Sunflower seeds are typically direct seeded (1-2 inches deep) outdoors in spring. Seeds germinate within 1-2 weeks. Seedlings can resist mild frosts, so many can be planted in early May in central Iowa. Seeds can also be started indoors in biodegradable pots/containers. Biodegradable containers such as peat pots or newspaper containers are best since seedlings resent transplanting. This way the entire container can be planted directly in the planting hole without disturbing the seedling roots. One important consideration when using biodegradable containers is to remove any portion of the container that sticks above the soil surface as it will act like a "wick" and dry out the roots.
Regular watering may be required to get sunflowers established after germination. After establishment a mild fertilizer solution or a slow release fertilizer can be applied. Avoid high nitrogen fertilizers as they tend to promote vegetative growth and inhibit flowers.
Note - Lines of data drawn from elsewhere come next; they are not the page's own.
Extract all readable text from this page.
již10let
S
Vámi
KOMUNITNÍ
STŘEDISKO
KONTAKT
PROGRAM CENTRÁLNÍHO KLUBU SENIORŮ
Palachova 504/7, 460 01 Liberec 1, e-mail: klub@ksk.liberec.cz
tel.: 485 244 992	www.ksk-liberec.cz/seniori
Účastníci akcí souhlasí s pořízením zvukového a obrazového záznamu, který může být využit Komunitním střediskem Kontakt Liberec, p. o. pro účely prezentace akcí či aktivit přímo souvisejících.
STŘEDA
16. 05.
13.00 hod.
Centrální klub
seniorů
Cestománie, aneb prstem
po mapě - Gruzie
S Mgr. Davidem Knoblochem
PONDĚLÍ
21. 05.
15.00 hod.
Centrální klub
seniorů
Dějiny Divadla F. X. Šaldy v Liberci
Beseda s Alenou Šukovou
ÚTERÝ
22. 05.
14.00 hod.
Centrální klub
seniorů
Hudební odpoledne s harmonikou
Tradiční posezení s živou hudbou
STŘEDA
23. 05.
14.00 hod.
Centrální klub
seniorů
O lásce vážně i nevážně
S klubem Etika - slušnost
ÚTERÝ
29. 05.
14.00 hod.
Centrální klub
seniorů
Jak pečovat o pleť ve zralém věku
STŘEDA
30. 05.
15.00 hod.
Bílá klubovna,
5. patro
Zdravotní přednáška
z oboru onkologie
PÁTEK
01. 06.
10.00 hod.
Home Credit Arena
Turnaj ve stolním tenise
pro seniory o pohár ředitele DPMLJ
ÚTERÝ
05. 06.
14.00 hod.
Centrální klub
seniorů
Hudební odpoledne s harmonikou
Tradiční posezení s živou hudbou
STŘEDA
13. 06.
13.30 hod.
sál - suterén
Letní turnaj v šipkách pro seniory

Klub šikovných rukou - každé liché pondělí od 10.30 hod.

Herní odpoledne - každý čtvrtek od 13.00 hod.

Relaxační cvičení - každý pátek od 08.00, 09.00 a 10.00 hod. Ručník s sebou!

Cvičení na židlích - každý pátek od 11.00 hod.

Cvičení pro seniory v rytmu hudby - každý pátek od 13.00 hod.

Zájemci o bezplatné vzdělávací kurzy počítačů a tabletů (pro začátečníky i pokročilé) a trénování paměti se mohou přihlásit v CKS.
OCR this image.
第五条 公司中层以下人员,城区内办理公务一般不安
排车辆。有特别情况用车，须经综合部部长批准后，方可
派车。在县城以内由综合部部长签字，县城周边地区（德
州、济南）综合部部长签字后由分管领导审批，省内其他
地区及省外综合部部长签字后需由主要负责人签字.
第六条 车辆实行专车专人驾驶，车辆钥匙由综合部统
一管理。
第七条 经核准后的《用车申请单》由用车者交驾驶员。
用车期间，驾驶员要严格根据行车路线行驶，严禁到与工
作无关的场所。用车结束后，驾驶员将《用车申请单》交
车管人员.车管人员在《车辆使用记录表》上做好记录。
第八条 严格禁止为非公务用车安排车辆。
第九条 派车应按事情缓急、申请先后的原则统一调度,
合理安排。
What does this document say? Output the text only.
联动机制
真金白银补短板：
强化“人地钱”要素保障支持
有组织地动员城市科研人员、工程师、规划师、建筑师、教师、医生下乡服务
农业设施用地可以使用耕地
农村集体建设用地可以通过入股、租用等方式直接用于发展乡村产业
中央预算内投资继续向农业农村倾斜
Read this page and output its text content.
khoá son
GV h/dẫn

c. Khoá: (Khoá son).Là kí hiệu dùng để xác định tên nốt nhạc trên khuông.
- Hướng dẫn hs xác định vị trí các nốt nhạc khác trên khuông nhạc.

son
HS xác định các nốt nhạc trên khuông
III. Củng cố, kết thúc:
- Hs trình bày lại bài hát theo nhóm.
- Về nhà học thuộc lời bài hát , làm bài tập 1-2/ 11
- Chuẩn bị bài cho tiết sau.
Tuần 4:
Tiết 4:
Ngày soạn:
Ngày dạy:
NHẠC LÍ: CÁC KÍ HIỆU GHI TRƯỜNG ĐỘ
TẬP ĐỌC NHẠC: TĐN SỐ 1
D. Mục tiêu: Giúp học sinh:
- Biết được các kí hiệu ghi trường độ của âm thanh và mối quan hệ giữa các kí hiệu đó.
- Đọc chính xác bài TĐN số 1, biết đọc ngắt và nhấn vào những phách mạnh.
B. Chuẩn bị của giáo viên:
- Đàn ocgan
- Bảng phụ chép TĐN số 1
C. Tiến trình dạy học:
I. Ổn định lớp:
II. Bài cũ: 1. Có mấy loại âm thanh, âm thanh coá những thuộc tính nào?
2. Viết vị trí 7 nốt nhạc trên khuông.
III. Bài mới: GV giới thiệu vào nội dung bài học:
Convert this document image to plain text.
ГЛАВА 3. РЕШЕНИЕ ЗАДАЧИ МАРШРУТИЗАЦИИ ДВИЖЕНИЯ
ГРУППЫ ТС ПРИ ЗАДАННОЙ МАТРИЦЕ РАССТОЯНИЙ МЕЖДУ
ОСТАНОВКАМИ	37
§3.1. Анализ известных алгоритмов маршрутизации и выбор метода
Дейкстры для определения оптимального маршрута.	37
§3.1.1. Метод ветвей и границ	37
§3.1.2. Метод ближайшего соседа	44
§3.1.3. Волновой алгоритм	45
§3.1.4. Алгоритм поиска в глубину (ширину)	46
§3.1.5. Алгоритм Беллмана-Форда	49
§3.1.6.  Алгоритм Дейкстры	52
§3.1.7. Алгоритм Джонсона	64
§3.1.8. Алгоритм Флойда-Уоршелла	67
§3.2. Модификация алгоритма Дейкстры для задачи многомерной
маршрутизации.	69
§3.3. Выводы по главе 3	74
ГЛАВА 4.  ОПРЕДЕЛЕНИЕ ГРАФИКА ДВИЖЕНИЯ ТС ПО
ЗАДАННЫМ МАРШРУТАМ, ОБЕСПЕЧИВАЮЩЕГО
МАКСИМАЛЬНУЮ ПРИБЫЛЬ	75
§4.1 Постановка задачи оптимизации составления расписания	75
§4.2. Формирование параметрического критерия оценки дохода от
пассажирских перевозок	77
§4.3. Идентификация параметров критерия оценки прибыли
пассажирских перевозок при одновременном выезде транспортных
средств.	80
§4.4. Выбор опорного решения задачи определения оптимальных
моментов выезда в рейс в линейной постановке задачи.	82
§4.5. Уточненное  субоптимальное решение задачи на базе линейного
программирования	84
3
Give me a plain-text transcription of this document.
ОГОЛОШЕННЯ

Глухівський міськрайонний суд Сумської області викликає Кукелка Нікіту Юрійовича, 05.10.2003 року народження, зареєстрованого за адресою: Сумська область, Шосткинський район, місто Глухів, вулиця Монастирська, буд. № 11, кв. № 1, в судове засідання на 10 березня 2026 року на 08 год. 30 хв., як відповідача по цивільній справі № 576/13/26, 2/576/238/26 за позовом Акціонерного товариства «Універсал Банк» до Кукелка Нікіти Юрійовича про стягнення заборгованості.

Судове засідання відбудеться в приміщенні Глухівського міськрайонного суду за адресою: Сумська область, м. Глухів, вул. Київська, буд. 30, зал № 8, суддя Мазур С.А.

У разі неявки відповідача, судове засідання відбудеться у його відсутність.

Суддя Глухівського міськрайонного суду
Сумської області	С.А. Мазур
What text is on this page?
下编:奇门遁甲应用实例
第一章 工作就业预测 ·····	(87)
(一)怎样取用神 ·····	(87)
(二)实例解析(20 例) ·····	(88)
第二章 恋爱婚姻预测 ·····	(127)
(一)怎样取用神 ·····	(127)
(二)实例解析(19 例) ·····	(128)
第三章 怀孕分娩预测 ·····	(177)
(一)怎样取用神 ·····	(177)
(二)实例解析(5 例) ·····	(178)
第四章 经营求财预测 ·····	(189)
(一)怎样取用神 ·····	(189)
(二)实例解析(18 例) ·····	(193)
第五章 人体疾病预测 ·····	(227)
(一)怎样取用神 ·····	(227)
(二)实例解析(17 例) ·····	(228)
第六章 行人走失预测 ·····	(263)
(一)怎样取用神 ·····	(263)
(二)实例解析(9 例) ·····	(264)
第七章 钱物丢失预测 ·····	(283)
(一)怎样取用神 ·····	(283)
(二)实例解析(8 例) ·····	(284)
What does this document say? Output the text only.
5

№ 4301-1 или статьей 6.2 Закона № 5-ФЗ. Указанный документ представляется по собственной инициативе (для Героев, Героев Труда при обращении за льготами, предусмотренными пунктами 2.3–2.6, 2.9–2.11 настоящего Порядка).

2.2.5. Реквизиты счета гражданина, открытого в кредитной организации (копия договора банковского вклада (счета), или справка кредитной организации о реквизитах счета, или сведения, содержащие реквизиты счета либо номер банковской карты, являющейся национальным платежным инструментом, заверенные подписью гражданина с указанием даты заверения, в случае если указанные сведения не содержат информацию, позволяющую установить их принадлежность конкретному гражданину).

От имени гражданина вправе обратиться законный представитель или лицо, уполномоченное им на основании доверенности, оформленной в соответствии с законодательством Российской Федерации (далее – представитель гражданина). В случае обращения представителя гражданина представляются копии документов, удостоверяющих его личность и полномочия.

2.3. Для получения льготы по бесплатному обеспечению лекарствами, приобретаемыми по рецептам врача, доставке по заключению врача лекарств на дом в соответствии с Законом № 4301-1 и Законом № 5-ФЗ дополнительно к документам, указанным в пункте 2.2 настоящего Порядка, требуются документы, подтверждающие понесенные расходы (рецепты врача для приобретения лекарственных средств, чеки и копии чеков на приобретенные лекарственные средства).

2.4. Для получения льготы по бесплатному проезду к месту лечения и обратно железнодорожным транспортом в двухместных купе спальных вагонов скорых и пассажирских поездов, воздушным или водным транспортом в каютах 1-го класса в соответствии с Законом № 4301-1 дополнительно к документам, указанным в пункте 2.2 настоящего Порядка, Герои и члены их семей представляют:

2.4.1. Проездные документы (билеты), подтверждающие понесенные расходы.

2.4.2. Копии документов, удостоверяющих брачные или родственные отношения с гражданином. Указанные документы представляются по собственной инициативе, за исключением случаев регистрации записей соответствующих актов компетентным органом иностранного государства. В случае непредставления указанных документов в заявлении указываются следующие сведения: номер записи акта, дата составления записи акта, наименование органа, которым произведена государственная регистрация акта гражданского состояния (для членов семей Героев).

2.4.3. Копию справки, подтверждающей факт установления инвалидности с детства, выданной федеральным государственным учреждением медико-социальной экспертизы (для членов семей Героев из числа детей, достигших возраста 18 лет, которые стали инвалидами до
Sunflower seeds reach maturity 70-100 days after planting. Sunflower seed heads are ready to harvest when they face downward and the inner petals (flowers) can easily be rubbed off. By this time the outer ring of colorful petals is spent and the back of the seed head is a lemon yellow color. Check a few of the seed to make sure they are completely "filled". At this time the seed head can be removed, placed in paper bags or netted in cheesecloth, and hung in a dark, dry, well-ventilated location to continue the drying process. Within a couple of weeks, the seed should be ready for roasting or giving to the birds.
Enjoy this wonderful native American flower in your garden today.